Do 99.99% of scientists believe in climate change, i.e. that the climate has and does change? Of course. the historical evidence of climate change is everywhere.

That is where those with an agenda stop.

The science worshippers do not ask the really relevant questions. Like do you think that world is still in a warming phase, a neutral phase or a cooling phase? The evidence is its somewhere between neutral and slight cooling. So you might get a fairly even mix of answers.

Or do you think that the main cause of late 20th century warming was in fact CO2 in the atmosphere? Here I would expect that you would get a 60/40 split in opinion.

Or finally do you think, given the fact that China is opening a new coal fired power station every week, that it's worth western governments bankrupting their nations trying to set a moral example to countries whose interests would be well served by western nations causing their own national economies to collapse, rather than protecting western citizens from the possible effects of a slightly warmer climate?

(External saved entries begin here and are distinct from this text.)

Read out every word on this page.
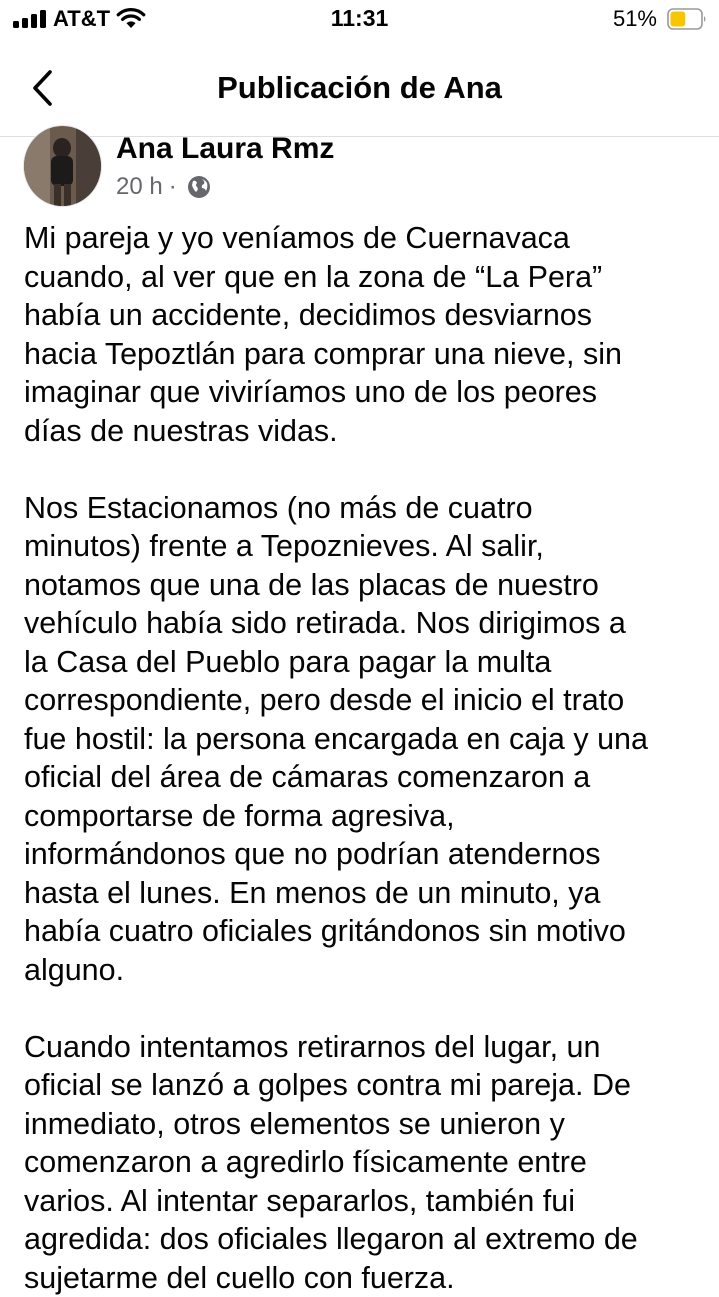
AT&T	11:31	51%
Publicación de Ana
Ana Laura Rmz
20 h ·

Mi pareja y yo veníamos de Cuernavaca

cuando, al ver que en la zona de “La Pera”

había un accidente, decidimos desviarnos

hacia Tepoztlán para comprar una nieve, sin

imaginar que viviríamos uno de los peores

días de nuestras vidas.

Nos Estacionamos (no más de cuatro

minutos) frente a Tepoznieves. Al salir,

notamos que una de las placas de nuestro

vehículo había sido retirada. Nos dirigimos a

la Casa del Pueblo para pagar la multa

correspondiente, pero desde el inicio el trato

fue hostil: la persona encargada en caja y una

oficial del área de cámaras comenzaron a

comportarse de forma agresiva,

informándonos que no podrían atendernos

hasta el lunes. En menos de un minuto, ya

había cuatro oficiales gritándonos sin motivo

alguno.

Cuando intentamos retirarnos del lugar, un

oficial se lanzó a golpes contra mi pareja. De

inmediato, otros elementos se unieron y

comenzaron a agredirlo físicamente entre

varios. Al intentar separarlos, también fui

agredida: dos oficiales llegaron al extremo de

sujetarme del cuello con fuerza.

To that question the rational answer its overwhelmingly 'no'.

But those answers are never put before the public because the right questions are skillfully evaded. To present a picture of 99% of scientists believing in climate change and that man has an affect on climate,. and therefore we must have windmills, smart grids and die of fuel poverty only the data which supports those conclusions may be presented. And the global view lefties get really pissed of when forced to accept that Joe and Jane Public are savvy enough to see through the statistical deceptions.

Perhaps the real political question should be: Are you of the opinion that a guaranteed lower standard of living is preferable to a 5% chance that you may suffer some effects (possibly adverse, possibly beneficial) from climate change in 50 years time that your sacrifice will be powerless to affect anyway?

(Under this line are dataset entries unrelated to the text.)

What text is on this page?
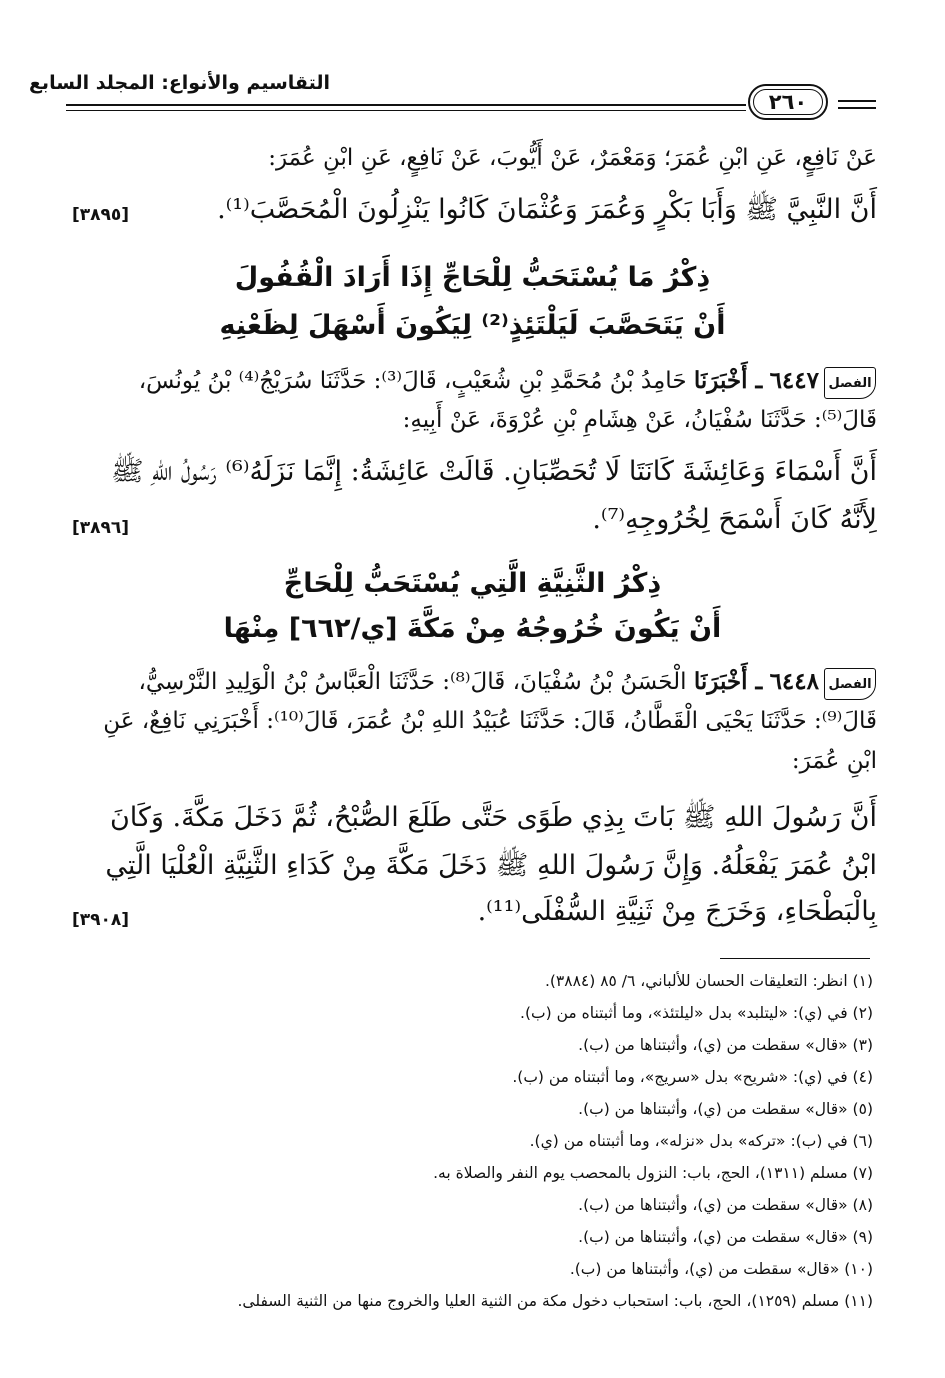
التقاسيم والأنواع: المجلد السابع
٢٦٠
عَنْ نَافِعٍ، عَنِ ابْنِ عُمَرَ؛ وَمَعْمَرٌ، عَنْ أَيُّوبَ، عَنْ نَافِعٍ، عَنِ ابْنِ عُمَرَ:
أَنَّ النَّبِيَّ ﷺ وَأَبَا بَكْرٍ وَعُمَرَ وَعُثْمَانَ كَانُوا يَنْزِلُونَ الْمُحَصَّبَ⁽¹⁾.
[٣٨٩٥]
ذِكْرُ مَا يُسْتَحَبُّ لِلْحَاجِّ إِذَا أَرَادَ الْقُفُولَ
أَنْ يَتَحَصَّبَ لَيَلْتَئِذٍ⁽²⁾ لِيَكُونَ أَسْهَلَ لِظَعْنِهِ
الفصل
٦٤٤٧ ـ أَخْبَرَنَا حَامِدُ بْنُ مُحَمَّدِ بْنِ شُعَيْبٍ، قَالَ⁽³⁾: حَدَّثَنَا سُرَيْجُ⁽⁴⁾ بْنُ يُونُسَ،
قَالَ⁽⁵⁾: حَدَّثَنَا سُفْيَانُ، عَنْ هِشَامِ بْنِ عُرْوَةَ، عَنْ أَبِيهِ:
أَنَّ أَسْمَاءَ وَعَائِشَةَ كَانَتَا لَا تُحَصِّبَانِ. قَالَتْ عَائِشَةُ: إِنَّمَا نَزَلَهُ⁽⁶⁾ رَسُولُ اللهِ ﷺ
لِأَنَّهُ كَانَ أَسْمَحَ لِخُرُوجِهِ⁽⁷⁾.
[٣٨٩٦]
ذِكْرُ الثَّنِيَّةِ الَّتِي يُسْتَحَبُّ لِلْحَاجِّ
أَنْ يَكُونَ خُرُوجُهُ مِنْ مَكَّةَ [ي/٦٦٢] مِنْهَا
الفصل
٦٤٤٨ ـ أَخْبَرَنَا الْحَسَنُ بْنُ سُفْيَانَ، قَالَ⁽⁸⁾: حَدَّثَنَا الْعَبَّاسُ بْنُ الْوَلِيدِ النَّرْسِيُّ،
قَالَ⁽⁹⁾: حَدَّثَنَا يَحْيَى الْقَطَّانُ، قَالَ: حَدَّثَنَا عُبَيْدُ اللهِ بْنُ عُمَرَ، قَالَ⁽¹⁰⁾: أَخْبَرَنِي نَافِعٌ، عَنِ
ابْنِ عُمَرَ:
أَنَّ رَسُولَ اللهِ ﷺ بَاتَ بِذِي طَوًى حَتَّى طَلَعَ الصُّبْحُ، ثُمَّ دَخَلَ مَكَّةَ. وَكَانَ
ابْنُ عُمَرَ يَفْعَلُهُ. وَإِنَّ رَسُولَ اللهِ ﷺ دَخَلَ مَكَّةَ مِنْ كَدَاءِ الثَّنِيَّةِ الْعُلْيَا الَّتِي
بِالْبَطْحَاءِ، وَخَرَجَ مِنْ ثَنِيَّةِ السُّفْلَى⁽¹¹⁾.
[٣٩٠٨]
(١) انظر: التعليقات الحسان للألباني، ٦/ ٨٥ (٣٨٨٤).
(٢) في (ي): «ليتلبد» بدل «ليلتئذ»، وما أثبتناه من (ب).
(٣) «قال» سقطت من (ي)، وأثبتناها من (ب).
(٤) في (ي): «شريح» بدل «سريج»، وما أثبتناه من (ب).
(٥) «قال» سقطت من (ي)، وأثبتناها من (ب).
(٦) في (ب): «تركه» بدل «نزله»، وما أثبتناه من (ي).
(٧) مسلم (١٣١١)، الحج، باب: النزول بالمحصب يوم النفر والصلاة به.
(٨) «قال» سقطت من (ي)، وأثبتناها من (ب).
(٩) «قال» سقطت من (ي)، وأثبتناها من (ب).
(١٠) «قال» سقطت من (ي)، وأثبتناها من (ب).
(١١) مسلم (١٢٥٩)، الحج، باب: استحباب دخول مكة من الثنية العليا والخروج منها من الثنية السفلى.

Statistics are not facts, and facts are not necessarily truth. A statistic is something measured, something counted, enumerated. What the numbers may mean is a matter of subjective interpretation. For example in Manchester, England, raid falls on 205 days a year on average and about 70 inches of rainfall. The truth of that to someone who lives in West Texas is Manchester has terrible weather. In Cherrapunji, India, there are over 330 days on which rain falls and the total annual downpour is almost 500 inches on average with the record standing at over 900 inches. To people in Cherrapunji, Manchester has an almost arid climate.

Of deeper importance than the raw numbers is why one seeks to make said measurement. The reason is embedded in a theory or world-view of the person making the measurement. To them the measurement has utility: it potentially leads to "knowledge" (a relative concept) informative to decisions.

Statistics (the discipline) may be thought of as an extension of two-truth-value (binary) formal logic into multi-value logic with degrees of certainty between zero (equivalent to definitely false) and one (equivalent to definitely true). The "degrees" of truth and falsehood referred to here are merely transmitted from starting assumptions and have no independent meaning.

Statistics is a powerful tool for reasoning, in the context of uncertainty for plotting trends and for forecasting the possible outcomes of sporting events. It's frequent misuse or abuse as a means of presenting subjective interpretations of data as "facts" does not invalidate that. A prime example is the "Smoking causes lung cancer meme." About twelve and a half percent of smokers develop lung cancer therefore statistics show that smoking does not "cause" lung cancer in the way that ingesting cyanide causes death. On the basis of a single statistic we can say that smoking may be a contributory factor in many cases of lung cancer. But cancer is scary and so invoking it's name has an emotional effect. Put together all the health problems that smoking can be linked to and you have a strong statistical case against smoking but no single indisputable fact to provide a case for banning smoking.

It is not "unscientific" to be sceptical about statistics, is is very scientific and extremely sensible.